Cell phone maker Sony Ericsson needs to bring out new products soon if it wants to halt a devastating sales decline, Gartner Dataquest said Tuesday as it published third-quarter handset sales statistics.

The market researcher's numbers showed that Sony Ericsson, a joint venture between Swedish mobile equipment maker Ericsson and Japanese consumer electronics giant Sony sold only 5 million cell phones worldwide in the third quarter.

This compares with more than 8.5 million sold by Ericsson and Sony before the merger, in the same quarter a year ago. The venture's market share dwindled to 4.8 percent from an estimated 8.8 percent.

"It was another devastating quarter. Unless the joint venture starts to deliver, and it needs a superb product launch at CeBit (electronics trade show in March), it's going to be very tough,'' said market analyst Ben Wood.

Sony Ericsson has said it aims to become the world's leading mobile phone maker by 2006. But it is still losing money.
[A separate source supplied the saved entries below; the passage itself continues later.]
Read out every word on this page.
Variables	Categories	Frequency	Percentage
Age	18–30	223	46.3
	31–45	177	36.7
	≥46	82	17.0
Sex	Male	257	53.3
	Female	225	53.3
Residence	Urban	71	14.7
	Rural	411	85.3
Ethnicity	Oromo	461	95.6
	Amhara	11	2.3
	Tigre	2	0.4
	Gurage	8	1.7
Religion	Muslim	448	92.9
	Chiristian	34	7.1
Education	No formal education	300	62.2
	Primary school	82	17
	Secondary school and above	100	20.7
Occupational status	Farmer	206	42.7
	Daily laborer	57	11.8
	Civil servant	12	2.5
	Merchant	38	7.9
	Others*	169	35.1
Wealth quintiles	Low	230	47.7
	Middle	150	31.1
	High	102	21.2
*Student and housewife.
Ericsson said separately Tuesday it would need to pump more money into the venture in 2003 to see it through to profitability.

Gartner measures how many handsets are sold to end-users--which is known as sell-through--unlike rivals such as Strategy Analytics, which measures how many cell phones have been shipped to distributors, operators and retail chains.

Gartner's numbers revealed that Sony Ericsson's quarterly decline is even worse than Strategy Analytics' numbers suggested last week, meaning that more Sony Ericsson models are shipped into the distribution channel than are actually sold to consumers.

Market leader Nokia from Finland came out at 35.9 percent market share, up from 34.1 percent in the year-ago quarter and 35.6 percent in the second quarter of this year.

A new lineup of models has put the Finnish company in a very good position to extend its lead, Wood said, but it would be "nearly impossible'' for Nokia to achieve its medium-term target of 40 percent by the fourth quarter.

Wood also said that the fourth quarter with the holiday shopping-season was losing some of its importance as the "make or break" period of the year for the handset industry because Asian sales, spurred on by Chinese New Year in the first quarter, have also become very important for global revenues.

Like Sony Ericsson, U.S.-based Motorola also came out lower in the sell-through to consumers, at a global market share of 14.4 percent.

"Motorola looks increasingly exposed to uncertainty in China and the United States--as these two countries now account for more then 50 percent of Motorola's quarterly sales to end-users,'' analyst Ann Liang said in a statement.

South Korea's Samsung powered ahead, taking a 10.6 percent market share compared with 7.5 percent a year ago with its color display and polyphonic ring-tone models.

No. 4 Siemens from Germany, which in contrast to Samsung focuses on very low-end models and has one of the lowest average selling prices in the industry, saw its market share rise to 7.8 percent from 7.5 percent a year ago.